Огарев. «Моя исповедь»
Эти записки – опыт изображения одного из видов современного сознания и воспринимаемой им действительности.
Сознание это, понятно, вовсе не равнозначно эмпирической личности автора. И автор не обязуется быть в своих записях всегда фактически достоверным.
По поводу одной цитаты
«...Мы пишем такую жизнь, какая она есть, а дальше – ни тпрру ни ну... Дальше хоть плетями нас стегайте. У нас нет ни ближайших, ни отдаленных целей, и в нашей душе хоть шаром покати. Политики у нас нет, в революцию мы не верим, бога нет, привидений не боимся, а я лично даже смерти и слепоты не боюсь.
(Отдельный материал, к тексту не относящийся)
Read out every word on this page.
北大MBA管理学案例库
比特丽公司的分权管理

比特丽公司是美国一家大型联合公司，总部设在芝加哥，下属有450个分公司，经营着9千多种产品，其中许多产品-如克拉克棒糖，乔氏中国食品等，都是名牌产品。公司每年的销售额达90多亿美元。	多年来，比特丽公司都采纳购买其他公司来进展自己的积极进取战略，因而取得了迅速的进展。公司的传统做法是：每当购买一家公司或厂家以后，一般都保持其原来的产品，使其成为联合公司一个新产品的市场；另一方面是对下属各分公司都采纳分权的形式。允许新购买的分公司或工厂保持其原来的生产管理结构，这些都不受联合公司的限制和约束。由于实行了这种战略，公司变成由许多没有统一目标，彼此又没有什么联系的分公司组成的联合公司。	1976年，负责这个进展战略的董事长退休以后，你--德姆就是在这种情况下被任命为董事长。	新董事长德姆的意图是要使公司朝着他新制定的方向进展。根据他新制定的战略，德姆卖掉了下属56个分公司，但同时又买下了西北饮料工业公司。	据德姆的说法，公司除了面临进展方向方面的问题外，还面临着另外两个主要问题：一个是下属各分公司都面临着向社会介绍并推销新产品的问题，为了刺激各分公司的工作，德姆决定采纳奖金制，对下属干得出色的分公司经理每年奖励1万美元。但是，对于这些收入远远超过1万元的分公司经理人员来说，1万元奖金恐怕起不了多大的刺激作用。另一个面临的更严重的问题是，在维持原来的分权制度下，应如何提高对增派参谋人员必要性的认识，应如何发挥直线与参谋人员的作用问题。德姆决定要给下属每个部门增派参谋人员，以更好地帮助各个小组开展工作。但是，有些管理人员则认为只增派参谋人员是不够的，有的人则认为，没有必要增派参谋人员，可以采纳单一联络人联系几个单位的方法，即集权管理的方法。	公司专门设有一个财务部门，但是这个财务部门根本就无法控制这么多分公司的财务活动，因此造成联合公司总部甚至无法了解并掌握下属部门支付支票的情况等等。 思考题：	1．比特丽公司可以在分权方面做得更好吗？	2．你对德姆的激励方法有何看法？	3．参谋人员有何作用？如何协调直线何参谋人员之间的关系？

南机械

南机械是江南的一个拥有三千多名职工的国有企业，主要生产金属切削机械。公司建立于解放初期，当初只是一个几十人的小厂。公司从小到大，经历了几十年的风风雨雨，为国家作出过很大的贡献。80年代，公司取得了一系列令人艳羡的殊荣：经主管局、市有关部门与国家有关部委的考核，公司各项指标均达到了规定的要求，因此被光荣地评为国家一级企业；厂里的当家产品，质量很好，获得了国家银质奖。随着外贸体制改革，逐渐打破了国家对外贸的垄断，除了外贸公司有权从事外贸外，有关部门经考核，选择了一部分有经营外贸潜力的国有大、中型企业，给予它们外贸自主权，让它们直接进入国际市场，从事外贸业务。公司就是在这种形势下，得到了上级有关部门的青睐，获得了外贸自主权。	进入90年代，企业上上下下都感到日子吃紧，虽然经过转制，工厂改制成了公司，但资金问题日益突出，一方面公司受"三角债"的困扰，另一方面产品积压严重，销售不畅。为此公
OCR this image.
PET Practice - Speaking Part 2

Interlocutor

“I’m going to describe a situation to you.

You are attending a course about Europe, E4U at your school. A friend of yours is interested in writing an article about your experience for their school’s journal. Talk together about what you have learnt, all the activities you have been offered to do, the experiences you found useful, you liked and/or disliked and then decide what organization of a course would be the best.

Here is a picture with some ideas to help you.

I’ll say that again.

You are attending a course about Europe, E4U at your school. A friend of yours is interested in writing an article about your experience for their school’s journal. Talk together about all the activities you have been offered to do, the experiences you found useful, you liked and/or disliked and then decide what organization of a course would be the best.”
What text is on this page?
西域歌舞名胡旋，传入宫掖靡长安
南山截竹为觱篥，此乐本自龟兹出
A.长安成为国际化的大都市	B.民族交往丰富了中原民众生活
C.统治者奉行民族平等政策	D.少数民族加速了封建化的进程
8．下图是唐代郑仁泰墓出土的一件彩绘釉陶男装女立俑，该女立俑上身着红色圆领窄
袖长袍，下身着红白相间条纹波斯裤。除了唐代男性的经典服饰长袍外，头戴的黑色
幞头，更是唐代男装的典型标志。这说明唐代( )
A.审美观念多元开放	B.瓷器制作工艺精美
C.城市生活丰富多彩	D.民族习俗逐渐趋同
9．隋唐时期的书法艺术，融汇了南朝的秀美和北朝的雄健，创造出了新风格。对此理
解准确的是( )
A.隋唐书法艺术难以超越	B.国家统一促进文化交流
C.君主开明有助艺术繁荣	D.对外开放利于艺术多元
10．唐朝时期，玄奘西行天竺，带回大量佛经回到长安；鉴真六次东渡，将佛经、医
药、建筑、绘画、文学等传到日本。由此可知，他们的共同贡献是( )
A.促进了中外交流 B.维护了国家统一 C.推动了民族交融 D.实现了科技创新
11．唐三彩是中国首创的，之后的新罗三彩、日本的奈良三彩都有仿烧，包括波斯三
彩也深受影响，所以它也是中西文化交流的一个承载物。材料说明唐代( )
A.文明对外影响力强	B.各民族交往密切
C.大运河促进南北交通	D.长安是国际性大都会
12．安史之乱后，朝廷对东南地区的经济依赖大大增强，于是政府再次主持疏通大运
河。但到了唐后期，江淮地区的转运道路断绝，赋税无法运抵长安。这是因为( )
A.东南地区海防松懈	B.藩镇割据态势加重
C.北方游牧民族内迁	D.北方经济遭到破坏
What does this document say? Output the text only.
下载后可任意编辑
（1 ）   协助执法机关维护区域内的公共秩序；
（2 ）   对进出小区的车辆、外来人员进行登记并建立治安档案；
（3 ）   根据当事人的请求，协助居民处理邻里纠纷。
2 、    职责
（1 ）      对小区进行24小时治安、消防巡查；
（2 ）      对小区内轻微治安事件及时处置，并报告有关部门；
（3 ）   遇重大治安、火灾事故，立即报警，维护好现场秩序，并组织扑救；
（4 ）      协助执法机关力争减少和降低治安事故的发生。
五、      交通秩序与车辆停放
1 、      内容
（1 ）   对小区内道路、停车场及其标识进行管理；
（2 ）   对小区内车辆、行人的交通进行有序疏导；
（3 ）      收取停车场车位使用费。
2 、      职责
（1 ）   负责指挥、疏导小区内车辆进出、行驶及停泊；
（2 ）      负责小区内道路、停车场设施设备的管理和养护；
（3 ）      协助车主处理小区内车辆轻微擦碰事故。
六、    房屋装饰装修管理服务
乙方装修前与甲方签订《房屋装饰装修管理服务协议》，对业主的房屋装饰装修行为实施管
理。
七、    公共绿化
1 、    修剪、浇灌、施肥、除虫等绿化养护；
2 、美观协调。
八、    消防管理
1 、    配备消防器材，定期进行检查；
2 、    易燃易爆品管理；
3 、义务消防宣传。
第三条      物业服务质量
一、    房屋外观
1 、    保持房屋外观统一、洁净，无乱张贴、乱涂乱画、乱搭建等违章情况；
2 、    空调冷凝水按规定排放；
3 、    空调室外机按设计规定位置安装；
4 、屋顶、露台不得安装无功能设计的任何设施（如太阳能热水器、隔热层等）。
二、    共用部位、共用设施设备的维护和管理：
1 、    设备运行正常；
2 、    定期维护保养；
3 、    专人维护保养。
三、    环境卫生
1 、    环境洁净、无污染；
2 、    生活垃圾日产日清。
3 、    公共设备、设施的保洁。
Кто ничего не хочет, ни на что не надеется и ничего не боится, тот не может быть художником...» (А. П. Чехов. Письмо к А. С. Суворину от 25.XI 1892 г.).
Если Чехов в самом деле не боялся смерти, то это факт показательный и свидетельствующий о том, что он глубочайшим, сокровеннейшим образом проник в сущность человека своего времени. И в самом деле, страх этот не заметен у Чехова. Следовательно, он не боялся ее как художник, по крайней мере; личные его переживания здесь даже не важны. Это замечательное подтверждение моей мысли о том, что этому типу сознания смерть уже не противоречит.
Хотя Чехов был учеником (единственным – настоящим) Толстого, но по мироощущению он продолжает тургеневскую линию. Это дальнейший этап. Печорин обвинял в своей пустоте Бога и мир. Рудин обвинял в своей пустоте – себя. Эти не обвиняют, они только жалуются. Обвинять можно волю (в том числе собственную), если она могла сделать и не сделала.
О дружеском письме людей пушкинского круга писали уже неоднократно. Писали о нем как об особом «литературном факте» (Тынянов) и жанре, отличающемся от других видов письма тех же корреспондентов, – об его структуре, тематике и стилистике. Дружеское письмо имеет и свою аксиологию, свои способы выражения жизненных ценностей.